Государственные лица не выбирают конкретное время служения своей стране и стоящие перед ними задачи. Если бы я обладал в данном вопросе правом выбора, я бы безусловно предпочел более покладистого партнера по переговорам, чем Ле Дык Тхо. Опыт усилил то, чему обучила идеология его самого и его коллег по ханойскому политбюро, — что партизанская война знает только победу или поражение, но не компромисс. На ранних этапах «вьетнамизация» не производила на него никакого впечатления. «Как вы можете рассчитывать взять верх при помощи одной только южновьетнамской армии, если она не смогла победить при содействии 500 тысяч американцев?» — спрашивал до предела уверенный в себе Ле Дык Тхо в 1970 году. Это был навязчивый вопрос, который тоже мучил нас. За четыре года усиление Сайгона в сочетании с ослаблением Ханоя делало положительный ответ, казалось бы, вполне реальным. Но даже при этих обстоятельствах потребовались блокада, провал северовьетнамского наступления и интенсивные бомбардировки, чтобы вынудить Ханой заключить соглашение.

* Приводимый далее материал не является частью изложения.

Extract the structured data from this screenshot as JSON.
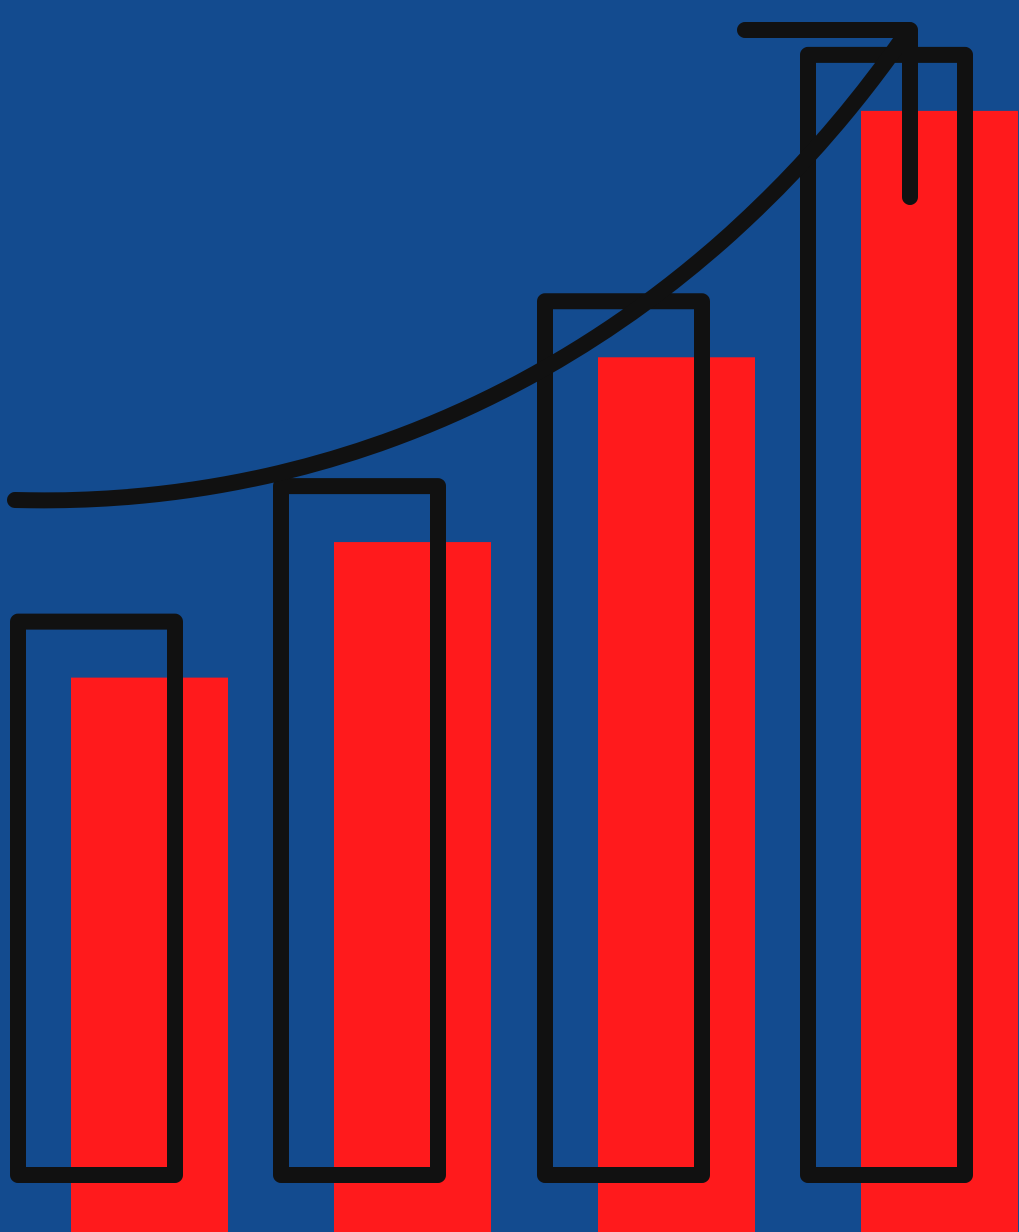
{
  "illustration": {
    "subject": "growth-bar-chart-icon",
    "colors": {
      "background": "#134b8f",
      "bar_fill": "#ff1a1c",
      "outline": "#111111"
    },
    "bars": [
      {
        "name": "bar-1",
        "level": 0.45
      },
      {
        "name": "bar-2",
        "level": 0.56
      },
      {
        "name": "bar-3",
        "level": 0.71
      },
      {
        "name": "bar-4",
        "level": 0.91
      }
    ],
    "icons": [
      "growth-arrow-icon",
      "bar-outline-icon"
    ]
  }
}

Феномен абсолютно непримиримого противника, незаинтересованного в компромиссе, — а фактически стремящегося превратить тупиковую ситуацию в оружие, — был чужд американскому опыту. Все большее число американцев жаждало компромисса. Но ханойские лидеры развязали войну, чтобы победить, а не чтобы заключить сделку. В силу этого категории, которыми оперировали во время внутриамериканских дебатов — множество предложений о прекращении бомбардировок, прекращении огня, назначении крайнего срока вывода американских сил и о создании коалиционного правительства, — никогда не входили в расчеты Ханоя. Ханой начинал торговаться только тогда, когда на него оказывалось серьезное давление, — в частности, когда Америка возобновляла бомбардировки, и чаще всего тогда, когда были заминированы северовьетнамские порты. И тем не менее именно возврат к оказанию давления более всего распалял критиков внутри страны.
Переговоры с северовьетнамцами шли на двух уровнях. Имели место официальные встречи четырех сторон конфликта в отеле «Мажестик» в Париже, в которых участвовали Соединенные Штаты, правительство Тхиеу, ФНО (южновьетнамская организация-ширма Ханоя) и ханойское правительство. На протяжении многих месяцев время уходило на споры вокруг формы стола, за которым Фронт национального освобождения мог бы сидеть так, чтобы это не подразумевало признания его Сайгоном, так что официальные переговоры немедленно застопорились. Форум оказался слишком велик, общественное внимание было слишком пристальным, а Ханой оказался слишком упрямым в своем нежелании предоставить равный статус не только Сайгону, но, если на то пошло, даже собственному сателлиту, ФНО.